Q: My gerbil Pickles has a growth on his tail caused by other gerbils that attacked him before I got him. His tail was fine for a while. It still doesn’t seem to be giving him any pain, but he doesn’t have any hair where he was attacked. The skin was light pink, then it turned black, and now it’s a sort of light brownish color. I figured out a few days ago that it’s on both sides where he doesn’t have any hair. The light brown side looks OK, but the other side has something that looks like blood spots. These keep getting a little bigger each day. I don’t know what to do. Will my gerbil die? Is he in any pain? I got Pickles when my cousin’s gerbils had babies. The pet store didn’t tell them that there was a boy and a girl; they thought they had two boys. The gerbils had two litters. Pickles’ littermates attacked him and his brother who he lives with now. Peanut’s tail healed. He wasn’t bitten as much, so his tail is straight. Pickles got bit more and it never really healed, and now he seems to be getting worse. I want him to be better. What can I or a vet do to help him?
 
A: There are a few things here to consider and, of course, taking your gerbil for a visit to your veterinarian will give you the best way to answer your question.

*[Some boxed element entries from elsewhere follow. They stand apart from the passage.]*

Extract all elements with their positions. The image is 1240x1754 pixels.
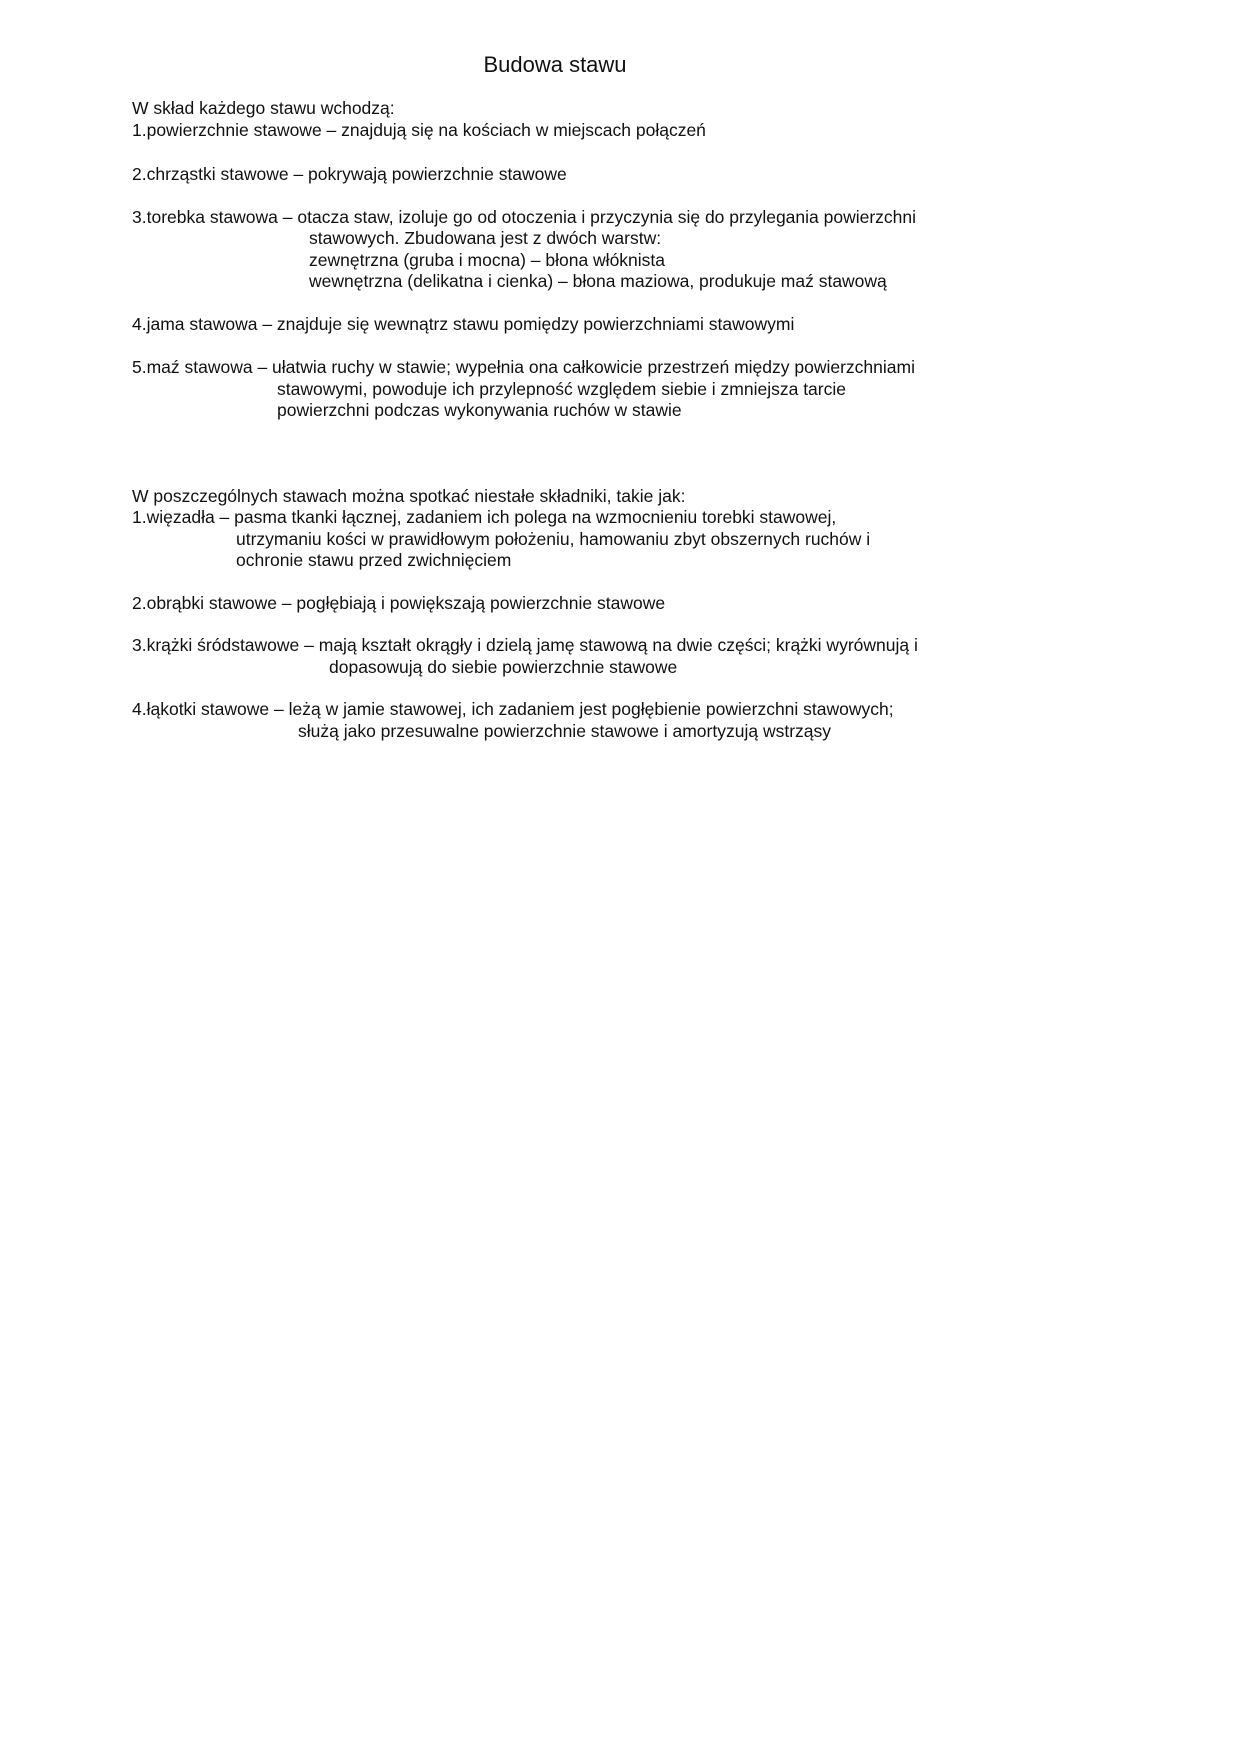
list-item-continuation: powierzchni podczas wykonywania ruchów w stawie [277,400,682,420]
list-item-continuation: utrzymaniu kości w prawidłowym położeniu, hamowaniu zbyt obszernych ruchów i [236,529,871,549]
list-item-text: 2.obrąbki stawowe – pogłębiają i powiększają powierzchnie stawowe [132,593,666,613]
list-item-continuation: stawowymi, powoduje ich przylepność względem siebie i zmniejsza tarcie [277,379,846,399]
section-intro: W skład każdego stawu wchodzą: [132,98,395,118]
list-item-text: 1.więzadła – pasma tkanki łącznej, zadaniem ich polega na wzmocnieniu torebki stawowej, [132,507,837,527]
list-item-text: 4.jama stawowa – znajduje się wewnątrz stawu pomiędzy powierzchniami stawowymi [132,314,795,334]
list-item-continuation: stawowych. Zbudowana jest z dwóch warstw: [309,228,662,248]
section-intro: W poszczególnych stawach można spotkać niestałe składniki, takie jak: [132,486,686,506]
document-title: Budowa stawu [483,52,627,77]
list-item-text: 5.maź stawowa – ułatwia ruchy w stawie; wypełnia ona całkowicie przestrzeń między powierzchniami [132,357,915,377]
list-item-continuation: służą jako przesuwalne powierzchnie stawowe i amortyzują wstrząsy [298,721,831,741]
list-item-text: 3.torebka stawowa – otacza staw, izoluje go od otoczenia i przyczynia się do przylegania powierzchni [132,207,917,227]
list-item-text: 4.łąkotki stawowe – leżą w jamie stawowej, ich zadaniem jest pogłębienie powierzchni stawowych; [132,699,894,719]
list-item-continuation: zewnętrzna (gruba i mocna) – błona włóknista [309,250,666,270]
list-item-text: 2.chrząstki stawowe – pokrywają powierzchnie stawowe [132,164,567,184]
list-item-text: 3.krążki śródstawowe – mają kształt okrągły i dzielą jamę stawową na dwie części; krążki wyrównują i [132,635,918,655]
list-item-text: 1.powierzchnie stawowe – znajdują się na kościach w miejscach połączeń [132,120,706,140]
list-item-continuation: ochronie stawu przed zwichnięciem [236,550,512,570]
list-item-continuation: wewnętrzna (delikatna i cienka) – błona maziowa, produkuje maź stawową [309,271,887,291]
list-item-continuation: dopasowują do siebie powierzchnie stawowe [329,657,678,677]
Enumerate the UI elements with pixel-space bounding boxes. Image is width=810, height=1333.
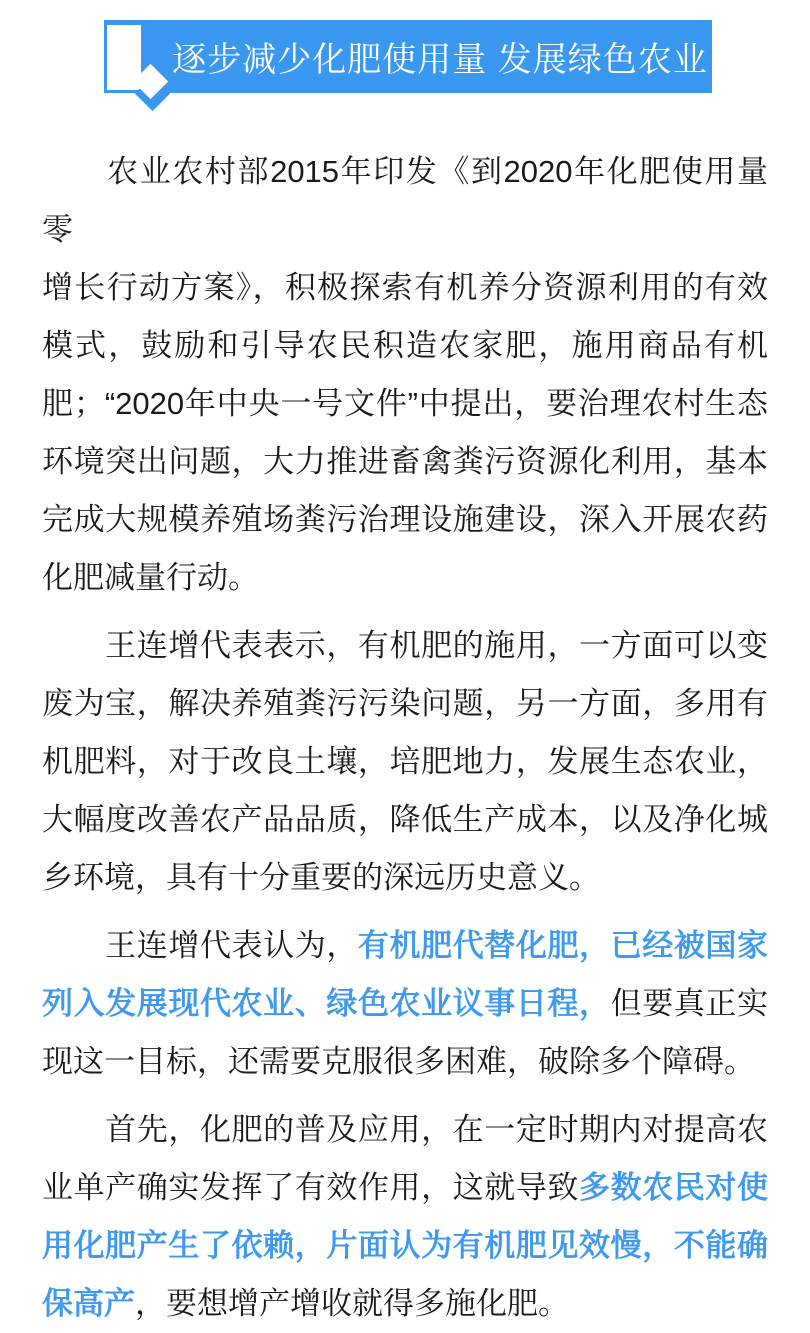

First, the attack on your gerbil’s tail may have damaged the blood and/or nerve supply to the end of the tail, including the skin. This can result in an abnormal-looking skin color and even the loss of movement in the tail. This loss of movement and feeling in the tail can cause further damage to the tail.

Another explanation is that the trauma has nothing to do with what you are seeing now on the tail and it is just a coincidence that the damage happened at the same area that another disease process is occurring. There can be infection (possibly from the attack) or a mass growing in that area. It should be obvious to your veterinarian what the cause of the condition is that you are seeing on your gerbil’s tail.